During my work, many have asked the following question, in one form or another.
“How can I score quick wins from my existing data?”
It is a reasonable question, given that many organizations have spent tons of money on infrastructure and collected much data. My answer is :
Many of us, unfortunately, have come across bad visualizations that make us cringed. Examples are bright colours, over-detailed graphics with no focus, visualizations that are not self-explanatory and waste the audience’s time trying to understand them. If you think about it, we have come across lots of bad visualizations and good visualizations are few and far between.
Why Visualization? Why is it important?
According to Wikipedia, the definition of data visualization is “graphic representation of data“. “Well, we have been doing pie charts, line charts and bar charts for a long while already … why is it important NOW?”
Data visualization is more important now because of the following trends. Firstly, we are collecting more data. Data which used to be able to fit easily into Excel has now expanded to millions of rows. Secondly, data is getting more granular. Ever been to a convenience store these days and bought milk? In the past, you probably had to make a simple decision between whether it is full-cream or low-fat milk. Now, besides full-cream or low-fat, you have to think about whether you want UHT, high-calcium etc.
As business reliance on data to make better decisions grows stronger, sieving out the signals from the data is going to get more important and well-designed visualization will be an important tool to sieve out these signals efficiently.
How to Build a Good Visualization?
All of us can easily evaluate whether a visualization is good or bad.
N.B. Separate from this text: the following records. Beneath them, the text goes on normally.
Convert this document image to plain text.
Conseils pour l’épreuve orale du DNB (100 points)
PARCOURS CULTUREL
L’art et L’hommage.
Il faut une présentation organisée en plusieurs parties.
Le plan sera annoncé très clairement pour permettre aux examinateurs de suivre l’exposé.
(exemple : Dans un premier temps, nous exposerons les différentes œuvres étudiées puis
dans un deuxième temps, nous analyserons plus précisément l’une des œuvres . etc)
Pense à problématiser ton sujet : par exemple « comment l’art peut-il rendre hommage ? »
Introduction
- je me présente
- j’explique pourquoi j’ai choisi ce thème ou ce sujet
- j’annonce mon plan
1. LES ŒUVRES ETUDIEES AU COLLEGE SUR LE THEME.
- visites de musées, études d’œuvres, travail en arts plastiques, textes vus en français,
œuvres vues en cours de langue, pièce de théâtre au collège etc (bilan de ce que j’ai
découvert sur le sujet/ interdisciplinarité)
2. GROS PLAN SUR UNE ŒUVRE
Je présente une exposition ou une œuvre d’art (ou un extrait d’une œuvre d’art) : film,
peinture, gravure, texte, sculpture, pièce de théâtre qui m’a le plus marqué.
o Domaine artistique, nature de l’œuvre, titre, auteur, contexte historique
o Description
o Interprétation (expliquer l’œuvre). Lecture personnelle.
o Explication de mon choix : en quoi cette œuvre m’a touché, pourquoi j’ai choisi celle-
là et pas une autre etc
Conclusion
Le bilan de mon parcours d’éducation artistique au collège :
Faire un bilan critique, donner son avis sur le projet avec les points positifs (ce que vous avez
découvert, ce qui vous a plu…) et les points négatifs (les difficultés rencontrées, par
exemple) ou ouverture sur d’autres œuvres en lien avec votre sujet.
But how do we build a good visualization? I have benchmarks that I set to help me with that. Let me share them briefly here.
A good visualization is one which if you came back to a few days since building it, you still understand VERY EASILY (and immediately) what insights you were trying to present. How many of us have seen presenters who looked at their visualization and said, “Hmmm…what is it that I want to share here?” If the presenter, who had seen the data and created the visualization, could not understand/remember what they wanted to present, the audience definitely cannot not be expected to understand the points the visualization intended to accentuate.
Secondly, if your audience is asking more questions on how to understand the visualization rather than asking for more information on the points presented, then you have a bad visualization on hand. For instance,
“What does the blue color represent?”
“What are the assumptions made when you calculate the average?”
The former is an attempt to read the visualization while the latter is an attempt to explore the insights presented further.
From conducting many trainings and assessing visualization projects, I have distilled the following points for building better visualizations.
- Design Thinking – “How can I present more dimensions without crowding the visualization with more details?”
- Empathy – “How will my audience see my visualization?”, “What stands out from the visualization (i.e. what features of the visualization capture my attention immediately)?
- Planning & Experimentation – “Who are my target audience?”, “Will adding a reference line or colour show which category is above average?”
- Storytelling – “After I have shown this visualization, what will my audience like to know next? Which rabbit hole should I bring them towards, what can add value to my audience?”
A good visualization tells a main story point and contextualizes the main story point. It requires a lot of design thinking and good design thinking starts with understanding your audience.
Creating visualizations that can continually give the “Aha” moment is never easy and it comes with practice and the willingness to take in feedback. Having said that, this is still the route to scoring quick wins from your existing data. I strongly encourage readers to start their learning journey in data visualization and get better at it. To conclude, I would like to share a quote here.
Good visualization requires ten minutes of planning and creating but ten seconds to understand.
Bad visualization requires ten seconds of planning and creating but ten minutes to understand.